Louis szarpnął końce swoich włosów, a stres i niecierpliwość biły z niego niekontrolowanie. "Nie, nie on! Gdzie jest Harry?"
Obserwował, jak jego ekipa wymienia bezradne spojrzenia, jak gdyby po raz pierwszy usłyszeli imię "Harry", a Louis utracił resztki opanowania.
W jego głosie nastąpiła ostra zmiana, spanikowany ton zastąpiła ostra groźba. "Jeśli nikt nie powie mi, gdzie jest teraz Harry, rozwalę całe to miejsce."
Ktoś z tyłu grupy w końcu odpowiedział. "Liam powiedział, że wraca, by zobaczyć, jak się miewa. Wydaje mi się, że poszedł w stronę garderoby."
Mimo protestów ze strony ochroniarza, Louis odwrócił się na pięcie i skierował się szybko w stronę garderoby, w uszach słysząc bicie swojego serca. Jeśli Nick tu był, to tylko z jednego powodu, a tym powodem musiał być Harry.
Gdy skręcił za róg, niedaleko miejsca, w którym znajdowała się garderoba, usłyszał spokojny głos Liama. Jeszcze nie rozróżniał słów, ale jego ton był spokojny i kojący.
A wtedy jego serce stanęło, gdy usłyszał Harry'ego, walczącego o powietrze pomiędzy szlochami.
Pobiegł.
Jego kroki odbiły się echem po długim korytarzu, gdy pędził w stronę garderoby. W końcu pokonał ostatni zakręt, a dwaj chłopacy znaleźli się w zasięgu jego wzroku. Harry przyciskał kolana mocno do piersi, a palcami ściskał zgięcia tak mocno, że z pewnością zostawi na nich ślady. Liam siedział kilka metrów dalej, jakby bał się podejść na tyle blisko, by go dotknąć.
"Harry, proszę, uspokój się. Nicka już nie ma i nie dostanie się z powrotem. Louis niedługo przyjdzie, jestem tego pewien." mówił Liam, jego słowa jednak zdawały się nie wywierać żadnego efektu na młodszym chłopaku.
Na dźwięk kroków Louisa Liam uniósł głowę, a przez jego twarz przepłynęła ulga.
"W porządku, jestem tu, już jestem." Louis przysiadł na podłodze. Liam natychmiast się wycofał, zostawiając Louisowi miejsce przed trzęsącym się chłopakiem. "Kochanie, jesteś ze mną?"
Harry miał szeroko otwarte oczy, a jego usta rozchyliły się lekko, gdy próbował w pełni napełnić płuca powietrzem. Jego zielone oczy instynktownie odnalazły niebieskie Louisa. Złapał swojego chłopaka za ramię, w myślach błagając swoje ciało, by przypomniało sobie, jak prawidłowo oddychać.
Louis zaplótł palce w lokach młodszego chłopaka i pociągnął lekko, by sprowadzić Harry'ego do teraźniejszości. "Proszę, kochany, chcę, żebyś dla mnie oddychał. Wdech, potem wydech. Spójrz na mnie. Skup się na mnie."

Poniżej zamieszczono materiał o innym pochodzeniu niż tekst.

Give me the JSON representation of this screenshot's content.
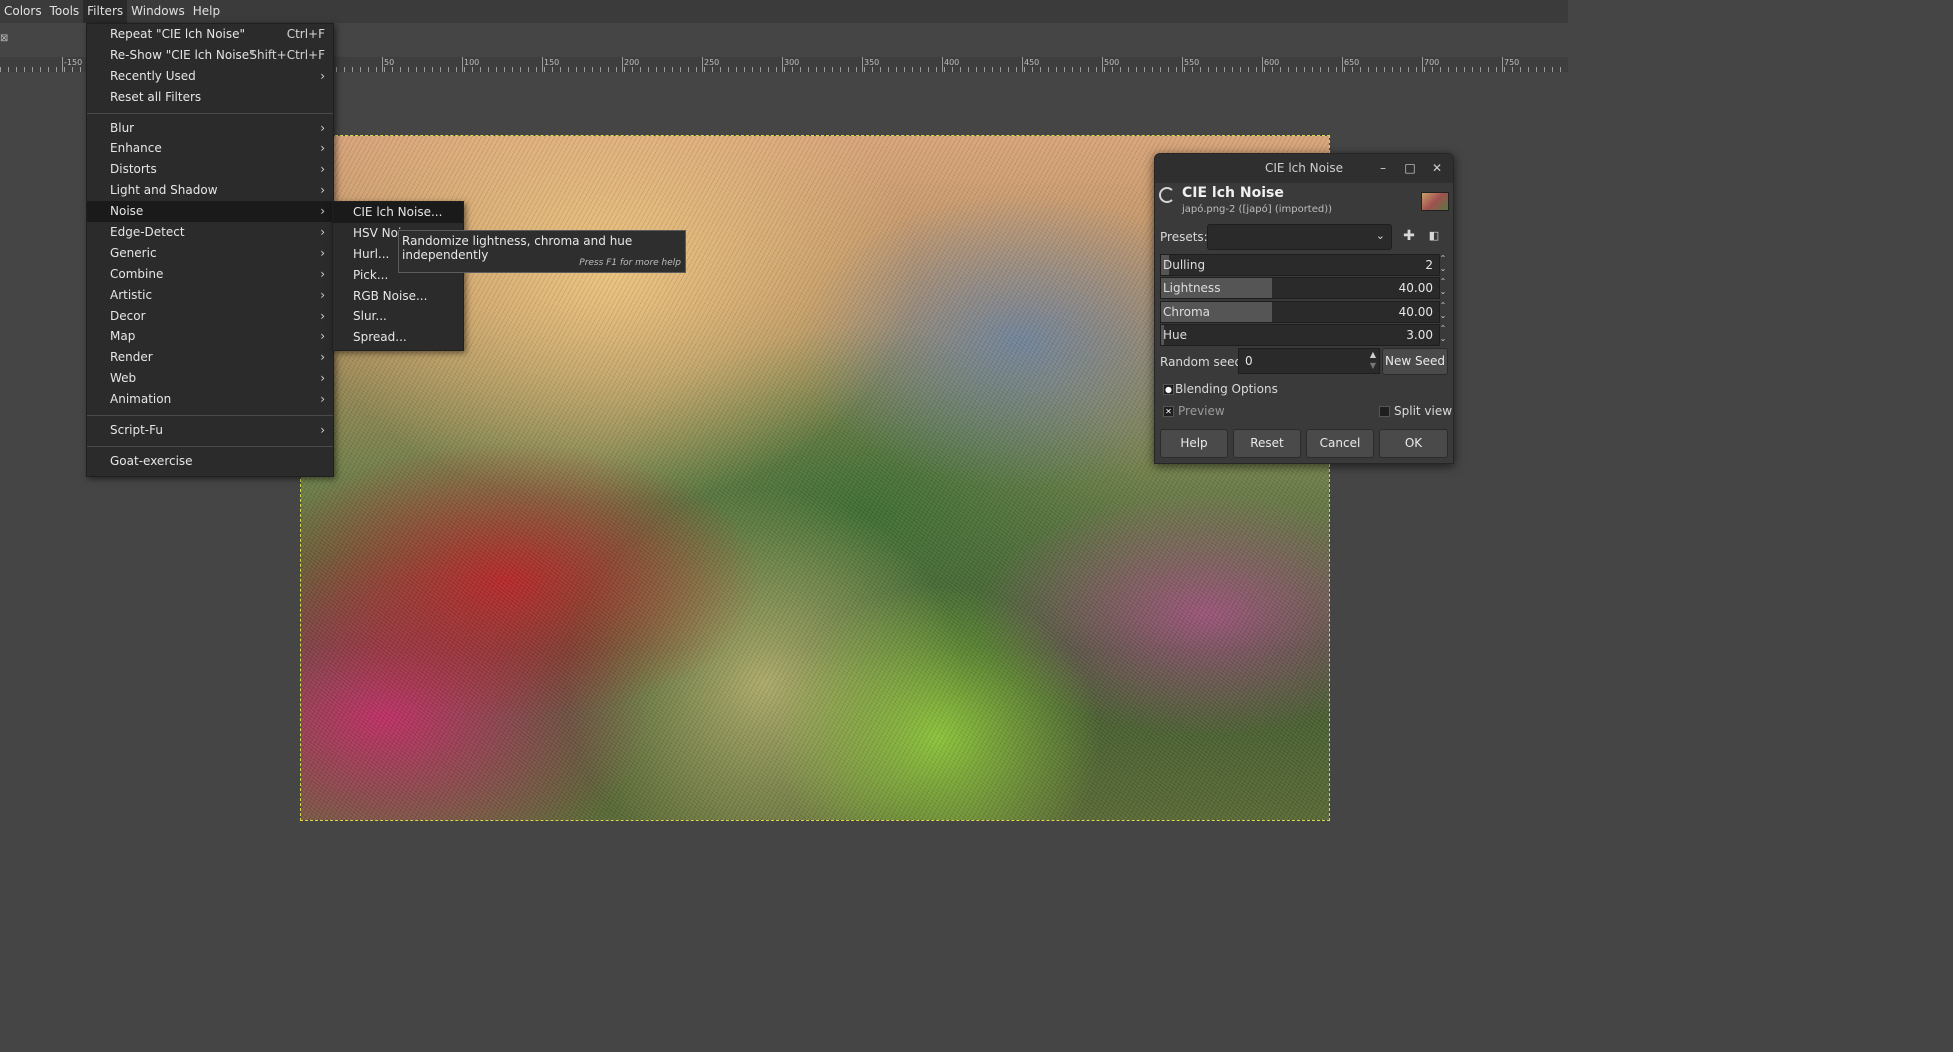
{
  "menubar": {
    "items": [
      "Colors",
      "Tools",
      "Filters",
      "Windows",
      "Help"
    ],
    "active": "Filters"
  },
  "ruler": {
    "labels": [
      "-150",
      "50",
      "100",
      "150",
      "200",
      "250",
      "300",
      "350",
      "400",
      "450",
      "500",
      "550",
      "600",
      "650",
      "700",
      "750"
    ]
  },
  "filters_menu": {
    "repeat_label": "Repeat \"CIE lch Noise\"",
    "repeat_accel": "Ctrl+F",
    "reshow_label": "Re-Show \"CIE lch Noise\"",
    "reshow_accel": "Shift+Ctrl+F",
    "recently_used": "Recently Used",
    "reset_all": "Reset all Filters",
    "categories": [
      "Blur",
      "Enhance",
      "Distorts",
      "Light and Shadow",
      "Noise",
      "Edge-Detect",
      "Generic",
      "Combine",
      "Artistic",
      "Decor",
      "Map",
      "Render",
      "Web",
      "Animation"
    ],
    "script_fu": "Script-Fu",
    "goat": "Goat-exercise",
    "selected": "Noise"
  },
  "noise_submenu": {
    "items": [
      "CIE lch Noise...",
      "HSV Noise...",
      "Hurl...",
      "Pick...",
      "RGB Noise...",
      "Slur...",
      "Spread..."
    ],
    "hsv_visible": "HSV Nois"
  },
  "tooltip": {
    "text": "Randomize lightness, chroma and hue independently",
    "help": "Press F1 for more help"
  },
  "dialog": {
    "window_title": "CIE lch Noise",
    "title": "CIE lch Noise",
    "subtitle": "japó.png-2 ([japó] (imported))",
    "presets_label": "Presets:",
    "presets_value": "",
    "params": [
      {
        "label": "Dulling",
        "value": "2",
        "fraction": 0.03
      },
      {
        "label": "Lightness",
        "value": "40.00",
        "fraction": 0.4
      },
      {
        "label": "Chroma",
        "value": "40.00",
        "fraction": 0.4
      },
      {
        "label": "Hue",
        "value": "3.00",
        "fraction": 0.01
      }
    ],
    "random_seed_label": "Random seed",
    "random_seed_value": "0",
    "new_seed": "New Seed",
    "blending_options": "Blending Options",
    "preview": "Preview",
    "split_view": "Split view",
    "buttons": {
      "help": "Help",
      "reset": "Reset",
      "cancel": "Cancel",
      "ok": "OK"
    }
  },
  "icons": {
    "submenu_arrow": "chevron-right-icon",
    "close": "close-icon",
    "minimize": "minimize-icon",
    "maximize": "maximize-icon",
    "add_preset": "plus-icon",
    "manage_presets": "menu-icon"
  }
}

I Harry próbował. Naprawdę próbował. Bardziej niż cokolwiek innego, chciał wrócić do Louisa; chciał czuć dotyk Louisa na swojej skórze; naprawdę pragnął go uszczęśliwić. Czuł jednak, że odpływa, coraz dalej i dalej, przytłoczony świeżymi wspomnieniami rąk Nicka na jego ciele, jego oddechu na szyi, jego słów w uszach.
Czuł jedynie przerażenie.
"Stary, on nie oddycha prawidłowo. Dlaczego nie oddycha prawidłowo?" niepokoił się stojący za nimi Liam.
Głos przyjaciela dobiegał do Louisa z dystansu, jego uwaga skupiona wyłącznie na swoim chłopaku, gdy jego umysł desperacko szukał rozwiązania. Czegokolwiek, co mógłby zrobić, żeby sprowadzić Harry'ego z powrotem. Zazwyczaj jego głos pomagał, szeptał kojące słowa do ucha chłopaka. Zazwyczaj wystarczał jego dotyk, przypominający Harry'emu, że naprawdę tu był, że ten moment był prawdziwy. Widział jednak, że Harry był nieobecny, jego zielone oczy spoglądały na niego tępo. Musiał zrobić coś więcej.
Louis owinął więc dłoń wokół gardła Harry'ego, palcem wskazującym poklepał lekko jego skórę, by Harry poczuł ucisk. Pozwalając spanikowanemu chłopakowi poczuć swój własny puls, modlił się desperacko, by pomogło to Harry'emu opaść z panicznego ataku.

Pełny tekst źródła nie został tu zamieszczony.